Muslims in Bulgaria have slightly better demographic indicators compared to the Orthodox Christians in Bulgaria. The reason for this difference is mostly because of ethnicity most Muslims in Bulgaria have different marriage traditions and a younger age structure compared to the ethnic Bulgarians which leads to higher fertility and birth rates. In provinces with large Muslim concentrations, birth rates are a little bit higher while death rates are lower than the country average. For example: Bulgaria had a total birth rate of 10.5% in 1992 while Muslims formed about 13 percent of the total population.
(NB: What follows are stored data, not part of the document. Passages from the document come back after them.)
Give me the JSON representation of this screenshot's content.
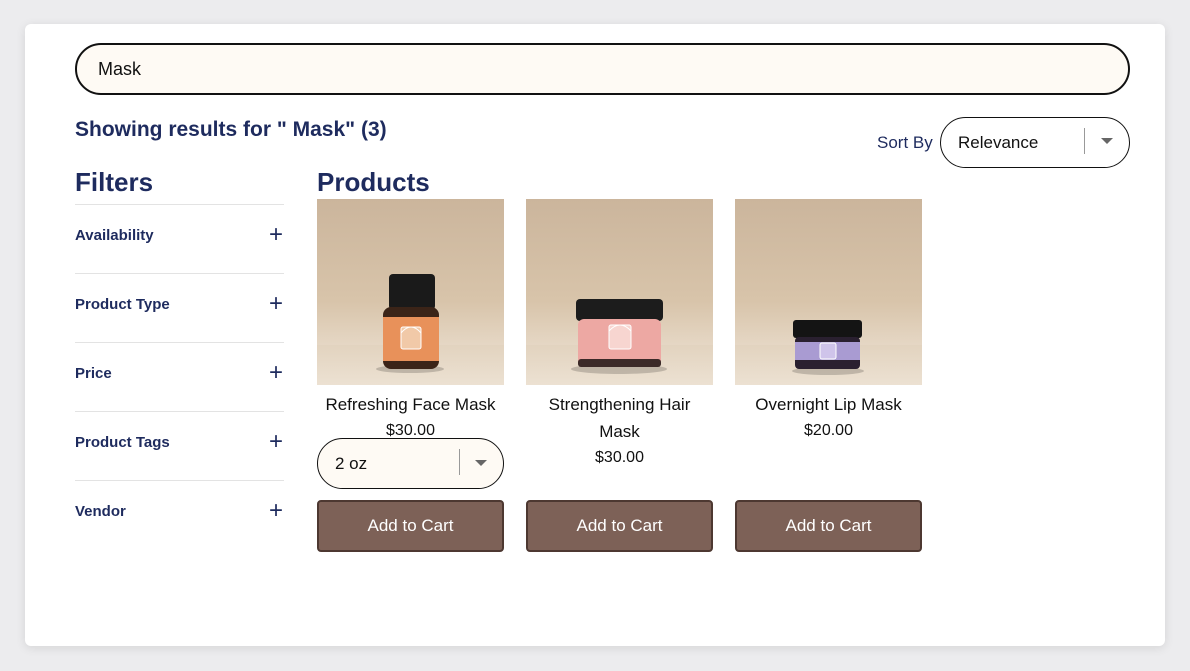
{
  "search": {
    "value": "Mask",
    "placeholder": ""
  },
  "results": {
    "heading": "Showing results for \" Mask\" (3)"
  },
  "sort": {
    "label": "Sort By",
    "selected": "Relevance"
  },
  "filters": {
    "title": "Filters",
    "items": [
      {
        "label": "Availability"
      },
      {
        "label": "Product Type"
      },
      {
        "label": "Price"
      },
      {
        "label": "Product Tags"
      },
      {
        "label": "Vendor"
      }
    ],
    "expand_icon": "plus-icon"
  },
  "products": {
    "title": "Products",
    "items": [
      {
        "name": "Refreshing Face Mask",
        "price": "$30.00",
        "variant": "2 oz",
        "cta": "Add to Cart",
        "label_color": "#e8915a"
      },
      {
        "name": "Strengthening Hair Mask",
        "price": "$30.00",
        "cta": "Add to Cart",
        "label_color": "#eda8a3"
      },
      {
        "name": "Overnight Lip Mask",
        "price": "$20.00",
        "cta": "Add to Cart",
        "label_color": "#a99bd2"
      }
    ]
  },
  "colors": {
    "brand_navy": "#1e2b5e",
    "button_brown": "#7d6157"
  }
}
However, in provinces with large Muslim populations the birth rate ranged from in 11.0% in Smolyan and 11.6% in Silistra to 13.1% in Razgrad (>50 percent Muslim) and 14.7% in Kardzhali (about 70 percent Muslim).

== Identity ==
Bulgarian Muslims do not represent a homogenous community and have a multitude of ethnic and religious identities. A clear majority of them (127,350 according to the latest census in 2001) declare themselves to be ethnic Bulgarians of Islamic faith. However, a significant percentage, in particular in the Central and Eastern Rhodopes (the Smolyan and Kardzhali Province) are strongly religious and have preserved the Muslim name system, customs and clothing.

A small number of Bulgarian Muslims less than 50, from the Central and Eastern Rhodopes, have converted into Orthodox Christianity or have adopted a Christian identity since 1990.
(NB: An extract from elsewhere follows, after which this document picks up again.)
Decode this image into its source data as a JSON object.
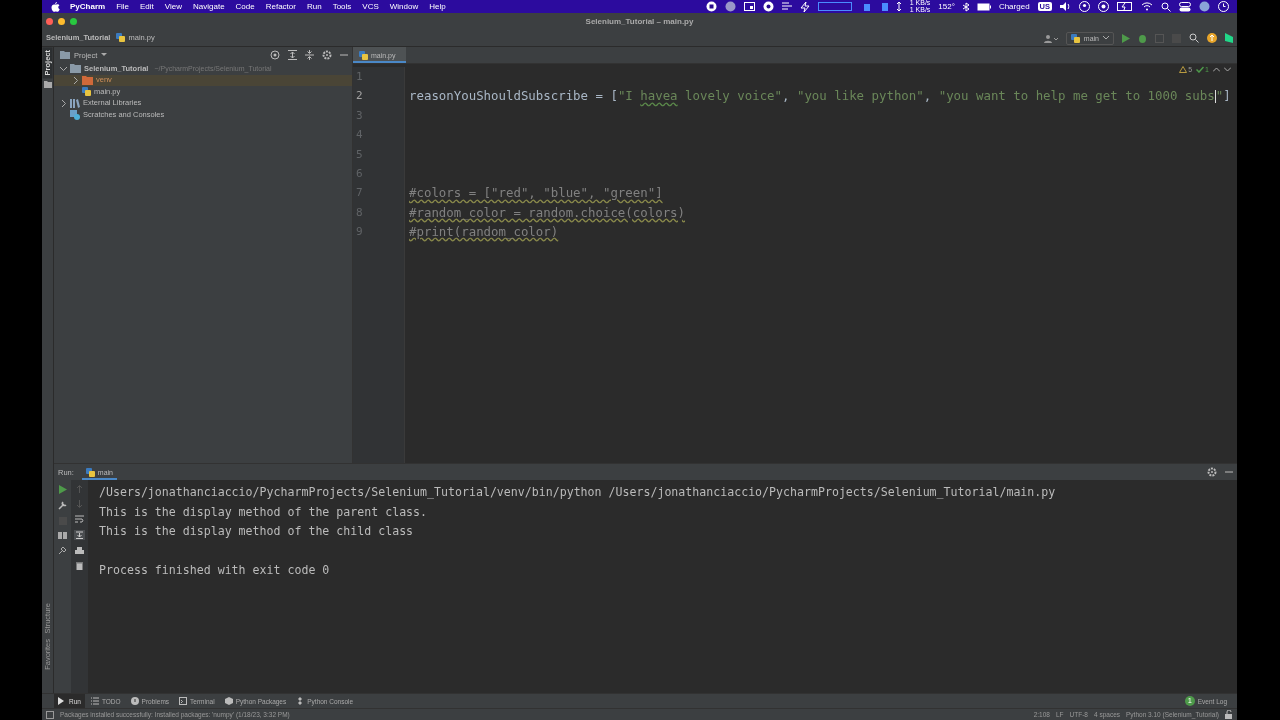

The use of Bulgarian names among Muslims is common. For example, only one-third of the Muslim Bulgarian population of the region of Kirkovo, mostly people aged over 60, have Turkish or Arabic names.

Unlike the Bulgarian Muslims in the Central and Eastern Rhodopes, who usually have a Bulgarian identity, the ones living on the western fringes of the Rhodopes (in the provinces of Pazardzhik and Blagoevgrad) largely Identify as Turkish. For example, out of 62,431 self-declared Muslims in the Blagoevgrad Province in 2001, 31,857 (more than half) have opted for Turkish ethnicity although the self-declared speakers of Turkish as a mother tongue are only 19,819.
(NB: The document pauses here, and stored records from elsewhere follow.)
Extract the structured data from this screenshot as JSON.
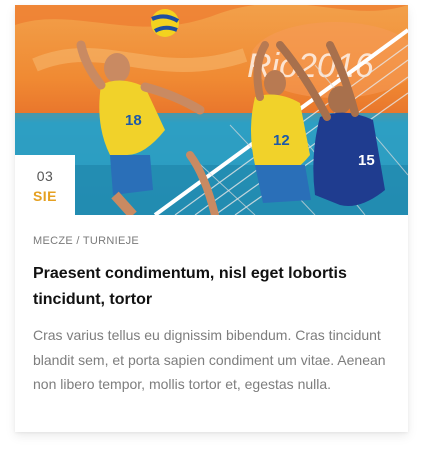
{
  "post": {
    "image_alt": "Volleyball players at the net",
    "date": {
      "day": "03",
      "month": "SIE"
    },
    "category": "MECZE / TURNIEJE",
    "title": "Praesent condimentum, nisl eget lobortis tincidunt, tortor",
    "excerpt": "Cras varius tellus eu dignissim bibendum. Cras tincidunt blandit sem, et porta sapien condiment um vitae. Aenean non libero tempor, mollis tortor et, egestas nulla."
  },
  "image_text": {
    "jersey_left": "18",
    "jersey_middle": "12",
    "jersey_right": "15",
    "backdrop": "Rio2016"
  },
  "colors": {
    "accent": "#e5a021",
    "title": "#111111",
    "excerpt": "#7d7d7d"
  }
}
Considering that mother tongue in the Bulgarian census is counted on the basis of a declaration of the respondent and not on actual proof of what language the said person speaks at home. That an inquiry of the Ministry of the Interior in 1989 gave only 3,689 ethnic Turks and 56,191 Pomaks for the Blagoevgrad Province, it is highly likely that the vast majority of the Turks in the province are actually Pomaks. A similar phenomenon exists in the Pazardzhik Province where there may be between 10,000 and 15,000 Pomaks.

Almost 64% of Muslims in Bulgaria that are ethnically Turks live in Kardzhali, Razgrad, Targovishte, Shumen, Silistra, Dobrich Ruse, and Burgas. They live mostly in rural settlements. Muslims in Bulgaria that are ethnically Roma mainly live in Shumen, Sliven, Dobrich, Targovishte, Pazardzhik and Silistra. Pomak Muslims mainly live around the Rhodope Mountains, especially in the province Smolyan and the municipalities of Satovcha, Yakoruda, Belitsa, Garmen, Gotse Delchev, Ardino, Krumovgrad, Kirkovo and Velingrad.

A large part of the population in those areas did not respond to the census questions which makes it difficult to calculate the exact number of Pomaks. In the municipality of Dospat for example, only 4746 people out of 9116 answered the question on their religion and in the municipality of Satovcha only 9562 out of 15444 people did so. Tatar Muslims live in northeastern Bulgaria and the small Arab diaspora is based mainly in the capital, Sofia.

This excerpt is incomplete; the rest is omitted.